As Moscow is building up its forces near the Ukrainian border, its representatives are involved in talks in Vienna over the possible restoration of the 2015 agreement to restrain Iran’s nuclear program—to which Russia is a party. Anna Borshchevskaya explores the link between these two aspects of Vladimir Putin’s policy:
Although Moscow has always preferred a non-nuclear-armed Iran, it does not necessarily share Western goals, methods, or redlines on this issue. . . . Russia has also used its support for sanctions as leverage to extract concessions from the West.
Even when they occur at the same time, Putin’s policy decisions on Ukraine and Iran are better viewed as manifestations of a general anti-Western strategy than as directly connected actions. Hence, Washington should be cautious about how much store it puts in Moscow’s assurances on either front unless they are accompanied by concrete indications of deeper policy shifts.
Years of [nuclear] talks elevated Moscow’s standing as a global power without whom major diplomatic decisions could not be made, bolstering its position as a counterweight to the West . . . . Meanwhile, Russian commercial and defense transactions with Iran appear to have grown since the U.S. withdrawal from the [agreement.

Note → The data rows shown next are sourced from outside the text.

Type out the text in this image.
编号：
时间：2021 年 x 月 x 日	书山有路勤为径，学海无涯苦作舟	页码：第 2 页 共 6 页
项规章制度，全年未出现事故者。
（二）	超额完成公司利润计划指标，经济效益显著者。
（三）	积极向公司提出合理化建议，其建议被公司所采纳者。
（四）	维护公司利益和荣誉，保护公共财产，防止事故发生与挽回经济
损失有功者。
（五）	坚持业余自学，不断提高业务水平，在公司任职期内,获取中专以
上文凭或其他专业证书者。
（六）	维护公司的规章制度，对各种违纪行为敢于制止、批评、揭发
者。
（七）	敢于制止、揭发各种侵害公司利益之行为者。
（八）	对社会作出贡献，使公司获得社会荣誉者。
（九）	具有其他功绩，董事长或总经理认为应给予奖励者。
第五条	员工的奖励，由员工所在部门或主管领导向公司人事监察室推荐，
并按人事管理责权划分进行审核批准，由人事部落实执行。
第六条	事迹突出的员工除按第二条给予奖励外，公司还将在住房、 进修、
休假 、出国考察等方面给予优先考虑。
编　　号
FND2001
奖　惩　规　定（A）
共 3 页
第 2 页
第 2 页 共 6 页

According to the Tehran Times, total bilateral trade increased from $1.74 billion in 2018 to $2 billion in 2019. . . . Moreover, Moscow is reportedly poised to sell 32 Su-35 fighter jets to Iran, which would significantly bolster the country’s air force.
Western policymakers may wish to believe that Russia can be helpful on Iran even if it makes harmful moves against Ukraine, but they need to see the bigger picture—Putin’s anti-Western posture has never been limited to Europe.